Он заговорил однажды с Поллу, и та, поборов смущение, откликнулась на его вопрос. Слово за словом, девушка открывалась, рассказывая обо всем том, что так долго копилось в ней, не имея выхода. Изумленный гвардеец узнал, что молчаливая и сонная баронетта умна, смешлива, отважна, мечтательна – словом, совсем не такая тусклая и блеклая, как ее привыкли видеть. Конечно, родители никогда бы не дали согласия на их брак, и потому парочка сбежала под покровом ночи, чтобы обвенчаться в старой крохотной церквушке на окраине города…

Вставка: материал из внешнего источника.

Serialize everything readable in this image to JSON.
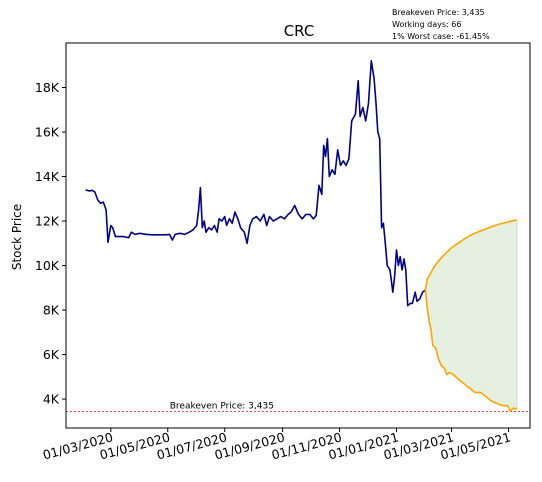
{
  "chart_data": {
    "type": "line",
    "title": "CRC",
    "xlabel": "",
    "ylabel": "Stock Price",
    "info_lines": [
      "Breakeven Price: 3,435",
      "Working days: 66",
      "1% Worst case: -61.45%"
    ],
    "breakeven": {
      "value": 3435,
      "label": "Breakeven Price: 3,435",
      "color": "#ff0000"
    },
    "x_ticks": [
      "2020-03-01",
      "2020-05-01",
      "2020-07-01",
      "2020-09-01",
      "2020-11-01",
      "2021-01-01",
      "2021-03-01",
      "2021-05-01"
    ],
    "x_tick_labels": [
      "01/03/2020",
      "01/05/2020",
      "01/07/2020",
      "01/09/2020",
      "01/11/2020",
      "01/01/2021",
      "01/03/2021",
      "01/05/2021"
    ],
    "y_ticks": [
      4000,
      6000,
      8000,
      10000,
      12000,
      14000,
      16000,
      18000
    ],
    "y_tick_labels": [
      "4K",
      "6K",
      "8K",
      "10K",
      "12K",
      "14K",
      "16K",
      "18K"
    ],
    "xlim": [
      "2020-01-13",
      "2021-05-24"
    ],
    "ylim": [
      2700,
      20000
    ],
    "grid": false,
    "colors": {
      "history": "#00008b",
      "upper": "#ffa500",
      "lower": "#ffa500",
      "fill": "#e5f0e1"
    },
    "series": [
      {
        "role": "history",
        "points": [
          [
            "2020-02-03",
            13400
          ],
          [
            "2020-02-07",
            13350
          ],
          [
            "2020-02-10",
            13380
          ],
          [
            "2020-02-13",
            13300
          ],
          [
            "2020-02-16",
            12950
          ],
          [
            "2020-02-19",
            12800
          ],
          [
            "2020-02-22",
            12850
          ],
          [
            "2020-02-25",
            12500
          ],
          [
            "2020-02-27",
            11050
          ],
          [
            "2020-03-01",
            11800
          ],
          [
            "2020-03-03",
            11700
          ],
          [
            "2020-03-06",
            11300
          ],
          [
            "2020-03-10",
            11300
          ],
          [
            "2020-03-15",
            11300
          ],
          [
            "2020-03-20",
            11250
          ],
          [
            "2020-03-23",
            11500
          ],
          [
            "2020-03-27",
            11400
          ],
          [
            "2020-04-01",
            11450
          ],
          [
            "2020-04-08",
            11400
          ],
          [
            "2020-04-15",
            11380
          ],
          [
            "2020-04-22",
            11380
          ],
          [
            "2020-04-29",
            11380
          ],
          [
            "2020-05-03",
            11400
          ],
          [
            "2020-05-06",
            11150
          ],
          [
            "2020-05-09",
            11400
          ],
          [
            "2020-05-14",
            11450
          ],
          [
            "2020-05-19",
            11400
          ],
          [
            "2020-05-24",
            11500
          ],
          [
            "2020-05-28",
            11600
          ],
          [
            "2020-06-01",
            11800
          ],
          [
            "2020-06-03",
            12500
          ],
          [
            "2020-06-05",
            13500
          ],
          [
            "2020-06-07",
            11700
          ],
          [
            "2020-06-09",
            12000
          ],
          [
            "2020-06-11",
            11500
          ],
          [
            "2020-06-14",
            11700
          ],
          [
            "2020-06-17",
            11600
          ],
          [
            "2020-06-20",
            11800
          ],
          [
            "2020-06-23",
            11500
          ],
          [
            "2020-06-25",
            12100
          ],
          [
            "2020-06-28",
            12000
          ],
          [
            "2020-07-01",
            12200
          ],
          [
            "2020-07-03",
            11800
          ],
          [
            "2020-07-06",
            12100
          ],
          [
            "2020-07-09",
            11900
          ],
          [
            "2020-07-12",
            12400
          ],
          [
            "2020-07-15",
            12100
          ],
          [
            "2020-07-18",
            11700
          ],
          [
            "2020-07-22",
            11500
          ],
          [
            "2020-07-25",
            11000
          ],
          [
            "2020-07-28",
            11800
          ],
          [
            "2020-07-31",
            12100
          ],
          [
            "2020-08-04",
            12200
          ],
          [
            "2020-08-08",
            12000
          ],
          [
            "2020-08-12",
            12300
          ],
          [
            "2020-08-15",
            11800
          ],
          [
            "2020-08-18",
            12200
          ],
          [
            "2020-08-22",
            12000
          ],
          [
            "2020-08-26",
            12100
          ],
          [
            "2020-08-30",
            12200
          ],
          [
            "2020-09-03",
            12100
          ],
          [
            "2020-09-07",
            12300
          ],
          [
            "2020-09-10",
            12400
          ],
          [
            "2020-09-14",
            12700
          ],
          [
            "2020-09-18",
            12300
          ],
          [
            "2020-09-22",
            12100
          ],
          [
            "2020-09-26",
            12300
          ],
          [
            "2020-09-30",
            12300
          ],
          [
            "2020-10-04",
            12100
          ],
          [
            "2020-10-07",
            12250
          ],
          [
            "2020-10-10",
            13600
          ],
          [
            "2020-10-13",
            13200
          ],
          [
            "2020-10-15",
            15400
          ],
          [
            "2020-10-17",
            14900
          ],
          [
            "2020-10-19",
            15700
          ],
          [
            "2020-10-21",
            14000
          ],
          [
            "2020-10-24",
            14300
          ],
          [
            "2020-10-27",
            14100
          ],
          [
            "2020-10-30",
            15200
          ],
          [
            "2020-11-02",
            14500
          ],
          [
            "2020-11-05",
            14700
          ],
          [
            "2020-11-08",
            14500
          ],
          [
            "2020-11-11",
            14800
          ],
          [
            "2020-11-14",
            16500
          ],
          [
            "2020-11-18",
            16800
          ],
          [
            "2020-11-21",
            18300
          ],
          [
            "2020-11-23",
            16700
          ],
          [
            "2020-11-26",
            17100
          ],
          [
            "2020-11-29",
            16500
          ],
          [
            "2020-12-02",
            17300
          ],
          [
            "2020-12-05",
            19200
          ],
          [
            "2020-12-08",
            18400
          ],
          [
            "2020-12-10",
            17300
          ],
          [
            "2020-12-12",
            16000
          ],
          [
            "2020-12-14",
            15700
          ],
          [
            "2020-12-16",
            11700
          ],
          [
            "2020-12-18",
            11900
          ],
          [
            "2020-12-20",
            11000
          ],
          [
            "2020-12-22",
            10000
          ],
          [
            "2020-12-25",
            9800
          ],
          [
            "2020-12-28",
            8800
          ],
          [
            "2020-12-30",
            9500
          ],
          [
            "2021-01-01",
            10700
          ],
          [
            "2021-01-03",
            10000
          ],
          [
            "2021-01-05",
            10400
          ],
          [
            "2021-01-07",
            9800
          ],
          [
            "2021-01-09",
            10300
          ],
          [
            "2021-01-11",
            9800
          ],
          [
            "2021-01-13",
            8200
          ],
          [
            "2021-01-16",
            8300
          ],
          [
            "2021-01-18",
            8300
          ],
          [
            "2021-01-21",
            8800
          ],
          [
            "2021-01-23",
            8400
          ],
          [
            "2021-01-26",
            8500
          ],
          [
            "2021-01-29",
            8800
          ],
          [
            "2021-02-01",
            8900
          ]
        ]
      },
      {
        "role": "upper",
        "points": [
          [
            "2021-02-01",
            8900
          ],
          [
            "2021-02-03",
            9400
          ],
          [
            "2021-02-06",
            9600
          ],
          [
            "2021-02-09",
            9850
          ],
          [
            "2021-02-13",
            10100
          ],
          [
            "2021-02-18",
            10350
          ],
          [
            "2021-02-24",
            10600
          ],
          [
            "2021-03-01",
            10800
          ],
          [
            "2021-03-08",
            11000
          ],
          [
            "2021-03-15",
            11200
          ],
          [
            "2021-03-23",
            11400
          ],
          [
            "2021-04-01",
            11550
          ],
          [
            "2021-04-10",
            11700
          ],
          [
            "2021-04-20",
            11850
          ],
          [
            "2021-04-30",
            11950
          ],
          [
            "2021-05-10",
            12050
          ]
        ]
      },
      {
        "role": "lower",
        "points": [
          [
            "2021-02-01",
            8900
          ],
          [
            "2021-02-03",
            8100
          ],
          [
            "2021-02-05",
            7500
          ],
          [
            "2021-02-07",
            7100
          ],
          [
            "2021-02-09",
            6400
          ],
          [
            "2021-02-12",
            6300
          ],
          [
            "2021-02-15",
            5800
          ],
          [
            "2021-02-18",
            5500
          ],
          [
            "2021-02-21",
            5400
          ],
          [
            "2021-02-24",
            5100
          ],
          [
            "2021-02-27",
            5200
          ],
          [
            "2021-03-03",
            5100
          ],
          [
            "2021-03-08",
            4900
          ],
          [
            "2021-03-14",
            4700
          ],
          [
            "2021-03-20",
            4500
          ],
          [
            "2021-03-26",
            4300
          ],
          [
            "2021-04-01",
            4300
          ],
          [
            "2021-04-07",
            4100
          ],
          [
            "2021-04-13",
            3900
          ],
          [
            "2021-04-19",
            3800
          ],
          [
            "2021-04-25",
            3700
          ],
          [
            "2021-04-30",
            3700
          ],
          [
            "2021-05-03",
            3450
          ],
          [
            "2021-05-06",
            3600
          ],
          [
            "2021-05-10",
            3550
          ]
        ]
      }
    ]
  }
}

Поллу не утерпела и фыркнула. Не нравился ей ни Алеко, ни перспектива тайного венчания в захолустной церквушке. Ей вообще не нравился никто из свитских, она скучала в их компании и уставала от шумной, бессмысленной болтовни, где каждый старался перебить другого и хотел слышать только себя. И даже если бы она начала говорить с кем-то, открывая себя как есть, никто не счел бы ее ни умной, ни смешливой, ни храброй. Просто потому, что она такой не являлась. Ей нравилось утопать в своих мечтах, уходя  в них все глубже и глубже, совершая подвиги, находя любовь, обрывая серую канитель своей жизни одним рывком острого клинка. Но она никогда не отважится покинуть пределы дворца, она испугается и боли, и крови, она презрительно фыркнет, если кто-нибудь  однажды додумается признаться ей в нежных чувствах, и попытается побыстрее уйти. Она могла мечтать о любви, какой та предстает в балладах и книгах, но при этом никогда не забывала, что в жизни так не может быть: самая счастливая любовная история закончится морщинами, голосящими детьми и постоянными скандалами. Она превратится в брюзжащую, недовольную жизнью женушку, а муж станет удирать от нее куда подальше, ведь бытовая кутерьма на поверку оказывается куда хуже треглавого змея или свирепой колдуньи.
Поллу не хотелось рисковать, не хотелось нарушать размеренного бега своей жизни, где она плыла в тусклой занудной роскоши, не тревожимая, не отвлекаемая от ярких безумных подвигов внутри себя. Мир снаружи, при всем его великолепии и разнообразии, никогда не сможет затмить то, чем обладала леди Поллу.
Вечерос леди Поллу спустилась к ужину, каких случится еще тысячи. Вновь отмолчалась под бранью матушки, вновь проскучала весь вечер и легла спать, чтобы видеть самые яркие во всем дворце сны.